Saat Covid-19, permintaan pangan menjadi prioritas masyarakat, dan Kementerian Perdagangan mengajak produsen untuk berinovasi

Reporter Tribunnews.com Lusius Genik melaporkan-Jakarta, TRIBUNNEWS.COM-Kementerian Perdagangan meyakini selama pandemi virus Corona atau Covid-19, kebutuhan pangan menjadi prioritas utama masyarakat. Sambuaga mengajak produsen makanan untuk menjawab tantangan tersebut agar dapat terus berinovasi di bidang pangan.

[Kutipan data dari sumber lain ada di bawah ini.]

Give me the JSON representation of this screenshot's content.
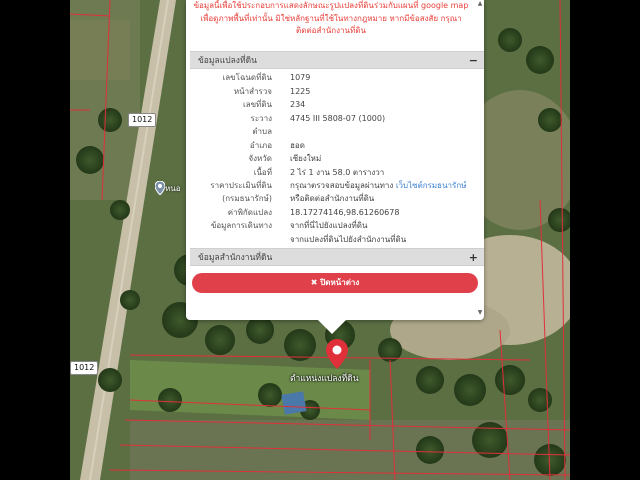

Lebih kreatif dalam hal pengembangan produk, peningkatan kualitas produk dan pembuatan makanan dengan mengutamakan kualitas, keamanan dan kebersihan. : Menteri Koperasi: Dampak pandemi Covid-19 terhadap UMKM yang tidak seragam- “Inovasi pangan harus berorientasi lokal agar bisa menjadi pilihan utama konsumen agar tetap sehat (saat Covid-19),” Kata Jerry pada upacara pembukaan acara “Inovasi”. Masakan Indonesia, Senin (24 Agustus 2020).

Jerry mengatakan dari sisi potensi pasokan, Indonesia memiliki sumber pangan yang melimpah.

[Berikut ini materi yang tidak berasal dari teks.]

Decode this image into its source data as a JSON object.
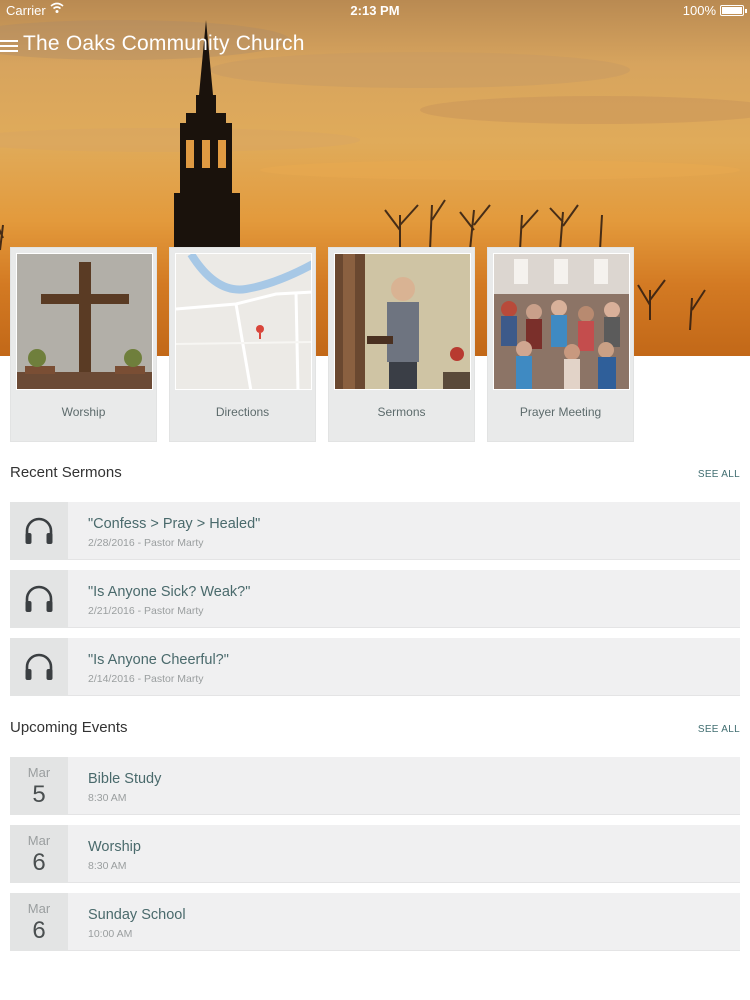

Kean berharap kekayaan flora dan faunanya dapat memenuhi kebutuhan pangan masyarakat Indonesia di bawah situasi Covid-19 dengan sebaik-baiknya. Pengembangan produk melalui proses perubahan. Jerry menyimpulkan: “Oleh karena itu, produk tersebut halal, bergizi, dapat diterima konsumen, dan tentunya aman bagi orang yang mengonsumsi makanan.”